This fish taco bowl looks amazing, and it takes less than 25 minutes to prepare, cook, and serve. That’s my kind of meal. Plus it serves 4-6 people, so it’s a great one to make for a family dinner or to share with friends. It’s also a great pre-swell meal, as it’s loaded with healthy nutrients. The fish and beans pack a hearty dose of protein; the avocado brings healthy fats to keep your full; the rice and corn provide carbs to give you energy to burn. All in all, this meal is definitely a dinner MVP, and it might start making regular appearances on your weekly menu.
Ingredients
2 tilapia fish fillets
2 tbsp olive oil
1 tbsp cumin
1/4 tsp cayenne pepper
1 tsp chili powder
2 cloves garlic, minced
2 green onions, chopped
1 red bell pepper
1 cup corn kernels
1 cup black beans
Salt and pepper
1/2 avocado cut in small pieces
1 lemon
2 cups cooked brown rice
Method
-Combine the cumin, cayenne pepper, and chili powder together in a small bowl. Use a generous portion as a rub for the tilapia. Cover the fish on both sides.

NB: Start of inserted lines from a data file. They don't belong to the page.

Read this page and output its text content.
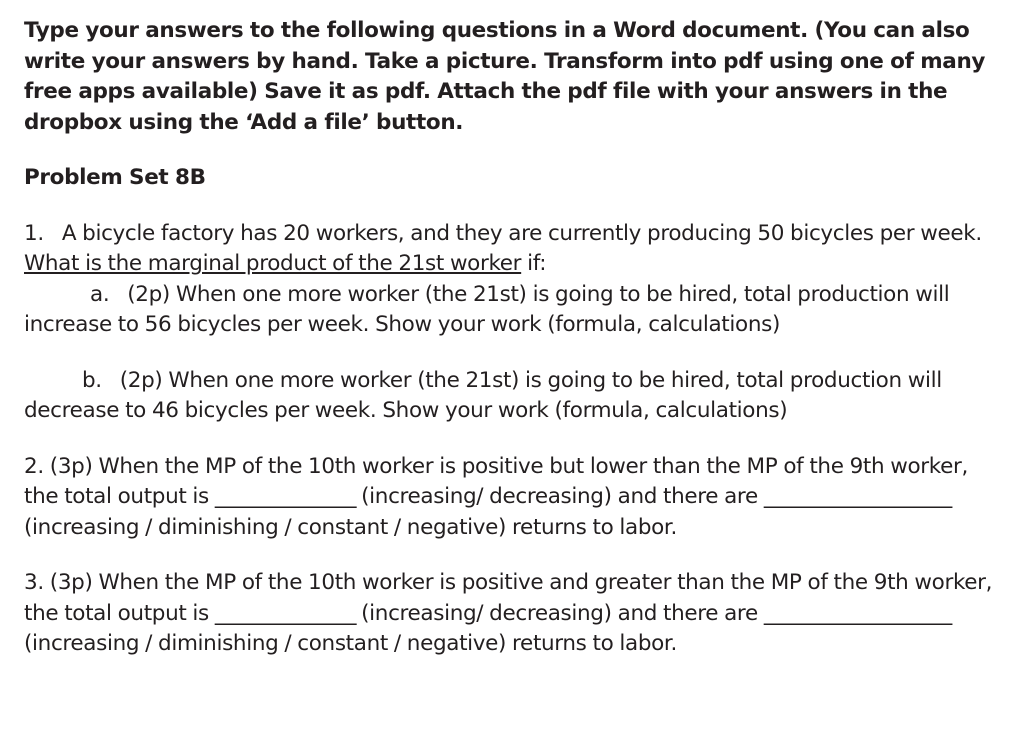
Type your answers to the following questions in a Word document. (You can also write your answers by hand. Take a picture. Transform into pdf using one of many free apps available) Save it as pdf. Attach the pdf file with your answers in the dropbox using the ‘Add a file’ button.

Problem Set 8B

1. A bicycle factory has 20 workers, and they are currently producing 50 bicycles per week. What is the marginal product of the 21st worker if:

a. (2p) When one more worker (the 21st) is going to be hired, total production will increase to 56 bicycles per week. Show your work (formula, calculations)

b. (2p) When one more worker (the 21st) is going to be hired, total production will decrease to 46 bicycles per week. Show your work (formula, calculations)

2. (3p) When the MP of the 10th worker is positive but lower than the MP of the 9th worker, the total output is _______________ (increasing/ decreasing) and there are ____________________ (increasing / diminishing / constant / negative) returns to labor.

3. (3p) When the MP of the 10th worker is positive and greater than the MP of the 9th worker, the total output is _______________ (increasing/ decreasing) and there are ____________________ (increasing / diminishing / constant / negative) returns to labor.
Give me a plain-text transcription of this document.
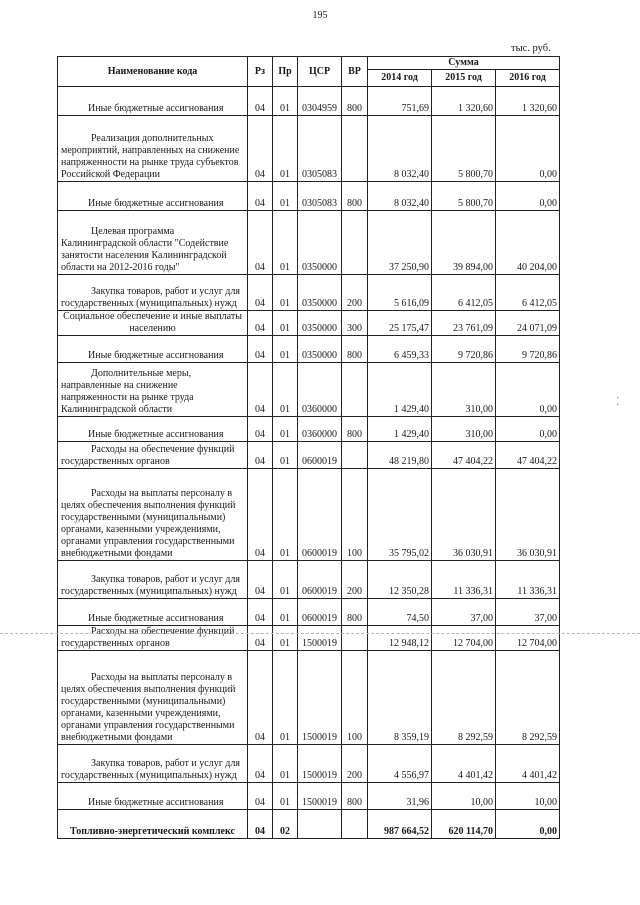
195
тыс. руб.
Наименование кода	Рз	Пр	ЦСР	ВР	Сумма		
					2014 год	2015 год	2016 год
Иные бюджетные ассигнования	04	01	0304959	800	751,69	1 320,60	1 320,60
Реализация дополнительных мероприятий, направленных на снижение напряженности на рынке труда субъектов Российской Федерации	04	01	0305083		8 032,40	5 800,70	0,00
Иные бюджетные ассигнования	04	01	0305083	800	8 032,40	5 800,70	0,00
Целевая программа Калининградской области "Содействие занятости населения Калининградской области на 2012-2016 годы"	04	01	0350000		37 250,90	39 894,00	40 204,00
Закупка товаров, работ и услуг для государственных (муниципальных) нужд	04	01	0350000	200	5 616,09	6 412,05	6 412,05
Социальное обеспечение и иные выплаты населению	04	01	0350000	300	25 175,47	23 761,09	24 071,09
Иные бюджетные ассигнования	04	01	0350000	800	6 459,33	9 720,86	9 720,86
Дополнительные меры, направленные на снижение напряженности на рынке труда Калининградской области	04	01	0360000		1 429,40	310,00	0,00
Иные бюджетные ассигнования	04	01	0360000	800	1 429,40	310,00	0,00
Расходы на обеспечение функций государственных органов	04	01	0600019		48 219,80	47 404,22	47 404,22
Расходы на выплаты персоналу в целях обеспечения выполнения функций государственными (муниципальными) органами, казенными учреждениями, органами управления государственными внебюджетными фондами	04	01	0600019	100	35 795,02	36 030,91	36 030,91
Закупка товаров, работ и услуг для государственных (муниципальных) нужд	04	01	0600019	200	12 350,28	11 336,31	11 336,31
Иные бюджетные ассигнования	04	01	0600019	800	74,50	37,00	37,00
Расходы на обеспечение функций государственных органов	04	01	1500019		12 948,12	12 704,00	12 704,00
Расходы на выплаты персоналу в целях обеспечения выполнения функций государственными (муниципальными) органами, казенными учреждениями, органами управления государственными внебюджетными фондами	04	01	1500019	100	8 359,19	8 292,59	8 292,59
Закупка товаров, работ и услуг для государственных (муниципальных) нужд	04	01	1500019	200	4 556,97	4 401,42	4 401,42
Иные бюджетные ассигнования	04	01	1500019	800	31,96	10,00	10,00
Топливно-энергетический комплекс	04	02			987 664,52	620 114,70	0,00
⁚
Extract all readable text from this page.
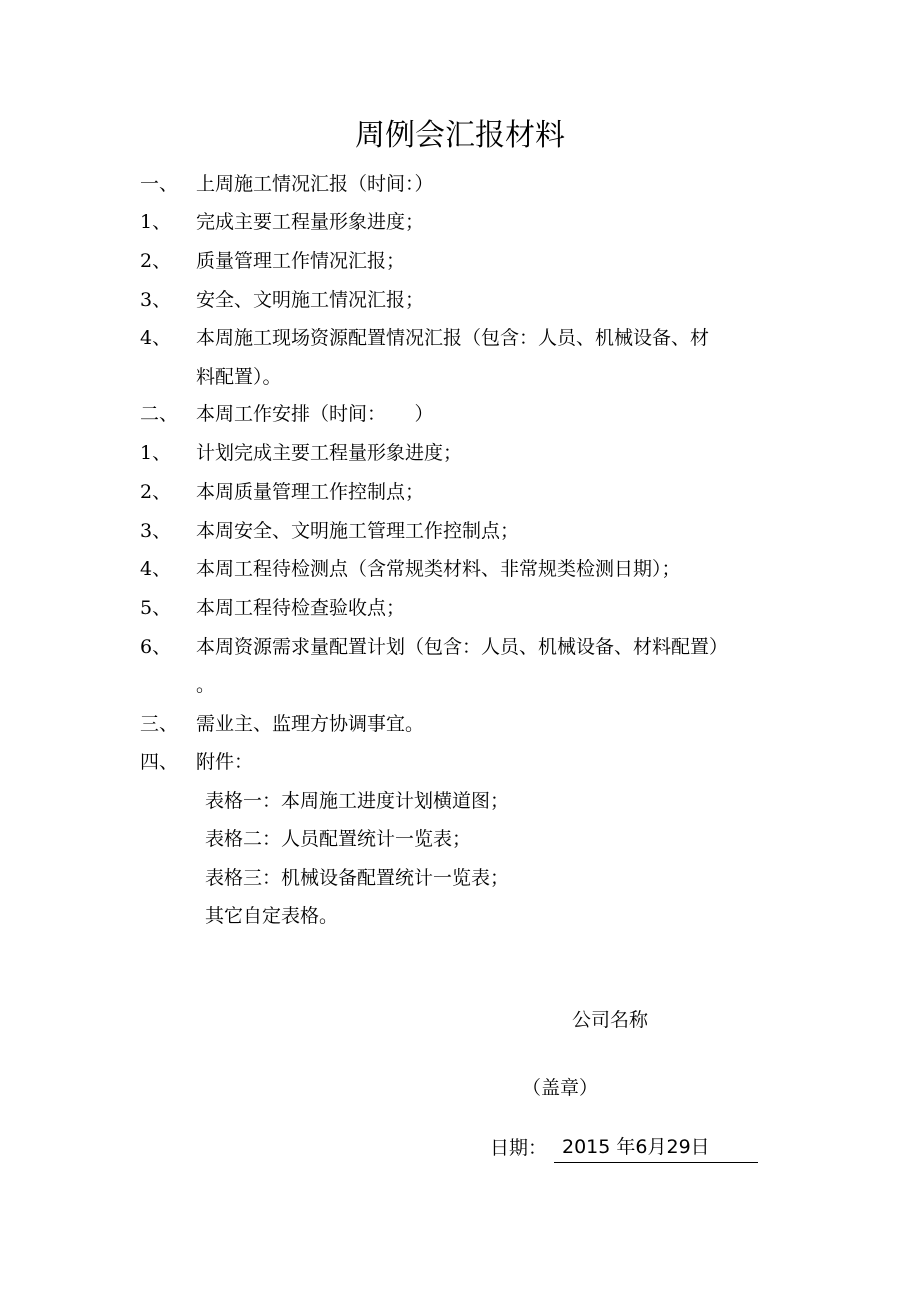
周例会汇报材料
一、 上周施工情况汇报（时间：）
1、 完成主要工程量形象进度；
2、 质量管理工作情况汇报；
3、 安全、文明施工情况汇报；
4、 本周施工现场资源配置情况汇报（包含：人员、机械设备、材
料配置）。
二、 本周工作安排（时间：　　）
1、 计划完成主要工程量形象进度；
2、 本周质量管理工作控制点；
3、 本周安全、文明施工管理工作控制点；
4、 本周工程待检测点（含常规类材料、非常规类检测日期）；
5、 本周工程待检查验收点；
6、 本周资源需求量配置计划（包含：人员、机械设备、材料配置）
。
三、 需业主、监理方协调事宜。
四、 附件：
表格一：本周施工进度计划横道图；
表格二：人员配置统计一览表；
表格三：机械设备配置统计一览表；
其它自定表格。
公司名称
（盖章）
日期： 2015 年6月29日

-Heat olive oil in a large skillet over medium heat. Place the fish in the skillet, and allow the fish to cook for about 3 minutes on each side. Ideally, you want the fish to be almost blackened. It needs to be cooked all the way through, and on the inside it should be white.
-Remove fish from skillet and use forks to shred into pieces.
-Add the garlic, green onions, corn, and red pepper to the same skillet. Add salt and pepper as needed. Cook while stirring occasionally. The corn should be brown and roasted. Add beans and cook until they’re fully heated.
-For serving, start with a base layer of rice. Next add the corn and bean mixture. Top that with the fish and avocado and spritz with lemon juice.